Fascinating and disturbing. I remember going to Uganda in 1993 and seeing a used clothing market. The missionaries shopped there too.Three things to wonder about...I wonder when the "tipping point" is, when Africa *cannot* produce clothes any more and so will either need recycled clothes or go naked...I wonder how you get Americans to stop buying and discarding so much goddamned stuff...I wonder what you can do with recycled clothes that would be useful and helpful. Could we turn it into paper, for example?Also, there is a patch of floating debris in the Pacific Ocean somewhere between Alaska and Hawaii. The currents make a slow swirl in that place, and so all the plastic bottles, flip flops, garbage bags, etc., that reach the sea end up in the Great Patch. It's TWICE the size of Texas. We are apparently doing the same thing to Africa.
That is fascinating. I had no idea that is what happened to so many clothes given to Goodwill.

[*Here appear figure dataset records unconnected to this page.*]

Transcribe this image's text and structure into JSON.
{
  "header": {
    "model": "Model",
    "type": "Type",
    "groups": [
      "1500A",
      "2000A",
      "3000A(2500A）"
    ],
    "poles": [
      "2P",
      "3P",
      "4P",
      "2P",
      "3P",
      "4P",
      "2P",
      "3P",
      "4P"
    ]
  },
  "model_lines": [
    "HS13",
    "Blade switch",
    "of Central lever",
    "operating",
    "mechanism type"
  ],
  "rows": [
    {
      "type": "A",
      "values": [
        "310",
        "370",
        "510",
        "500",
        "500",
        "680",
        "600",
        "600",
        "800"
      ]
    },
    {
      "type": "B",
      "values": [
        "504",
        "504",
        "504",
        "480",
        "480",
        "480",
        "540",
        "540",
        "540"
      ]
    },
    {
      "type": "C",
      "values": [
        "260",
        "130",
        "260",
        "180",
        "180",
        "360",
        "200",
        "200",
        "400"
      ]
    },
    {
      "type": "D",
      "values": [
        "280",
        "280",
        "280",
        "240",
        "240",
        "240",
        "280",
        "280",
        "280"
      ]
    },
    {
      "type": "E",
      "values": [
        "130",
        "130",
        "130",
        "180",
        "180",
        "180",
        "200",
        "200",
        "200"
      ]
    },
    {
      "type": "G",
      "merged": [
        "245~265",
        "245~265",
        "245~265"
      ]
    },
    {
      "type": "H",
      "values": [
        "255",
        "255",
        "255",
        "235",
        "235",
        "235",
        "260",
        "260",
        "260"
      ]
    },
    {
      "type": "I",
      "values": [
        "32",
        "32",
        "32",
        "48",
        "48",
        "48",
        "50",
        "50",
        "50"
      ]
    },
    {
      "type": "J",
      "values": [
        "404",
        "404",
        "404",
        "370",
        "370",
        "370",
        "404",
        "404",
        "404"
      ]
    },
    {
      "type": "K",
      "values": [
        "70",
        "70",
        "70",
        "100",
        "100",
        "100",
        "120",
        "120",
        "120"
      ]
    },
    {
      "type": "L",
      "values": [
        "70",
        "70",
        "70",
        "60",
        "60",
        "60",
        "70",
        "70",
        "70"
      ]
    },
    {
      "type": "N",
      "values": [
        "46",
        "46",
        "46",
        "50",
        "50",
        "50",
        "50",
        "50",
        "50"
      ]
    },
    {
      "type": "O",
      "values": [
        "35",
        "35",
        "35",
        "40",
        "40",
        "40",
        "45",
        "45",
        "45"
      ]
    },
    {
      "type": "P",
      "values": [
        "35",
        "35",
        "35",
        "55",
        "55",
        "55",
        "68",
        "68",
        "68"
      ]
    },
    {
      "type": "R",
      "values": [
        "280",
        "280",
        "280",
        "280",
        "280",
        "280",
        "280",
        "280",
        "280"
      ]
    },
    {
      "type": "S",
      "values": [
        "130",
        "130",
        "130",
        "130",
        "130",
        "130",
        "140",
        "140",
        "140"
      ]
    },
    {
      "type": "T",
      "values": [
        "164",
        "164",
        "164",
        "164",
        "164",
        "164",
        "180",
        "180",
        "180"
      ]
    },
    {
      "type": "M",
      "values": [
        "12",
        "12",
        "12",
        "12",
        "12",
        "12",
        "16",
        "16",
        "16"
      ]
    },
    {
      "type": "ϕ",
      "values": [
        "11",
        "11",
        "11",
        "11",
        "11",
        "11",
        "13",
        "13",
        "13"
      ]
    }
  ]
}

I agree with Theodora, Americans buy too much stuff. I try not to overbuy clothes, which of course begs the question, how much is enough? Especially given our Lord's directive to not worry about what we are going to wear...

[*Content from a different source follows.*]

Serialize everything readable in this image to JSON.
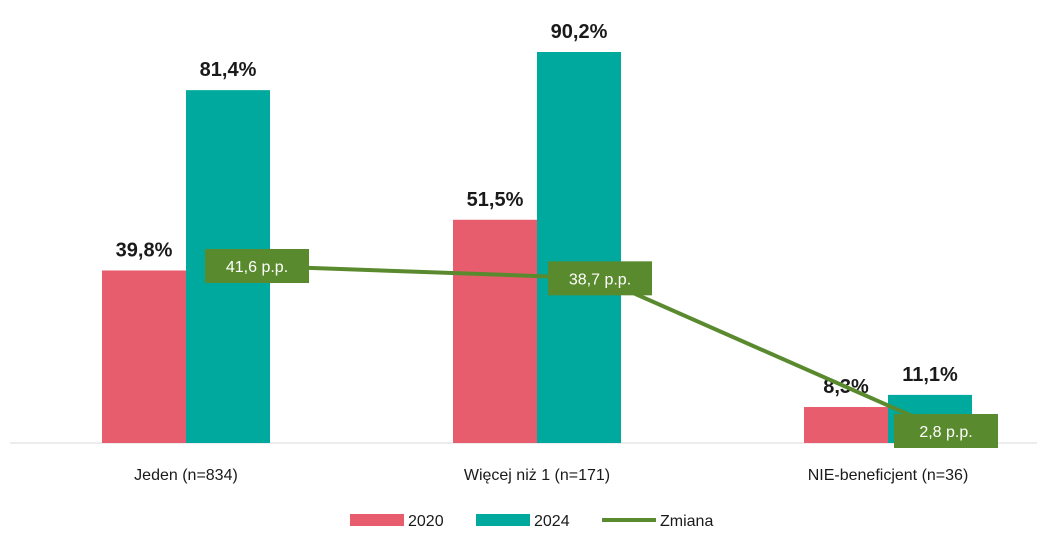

This is very interesting---thank you for posting.I go back and forth with Goodwill.Working with homeless children has made me really question the way shopping at Goodwill has turned "shabby chic"---it seems the side-effect will only be higher priced items for those who are truly in need--yet recycling and buying American-made is also important.
Whenver I throw away something that is hopelessly worn out I wonder about recycling possibilities for fabric, such as paper as theodora mentioned. Meanwhile, there are dust rags, old cloth quilts, rag rugs, etc. that could be made...if one were industrious. I think lack of domestic industriousness (I'd rather watch TV thann do something with my hands in the evening) is ONE component of the problem. Overconsumption is another.
I should clarify: I'd rather watch a DVD than do something with my hands. No TV here.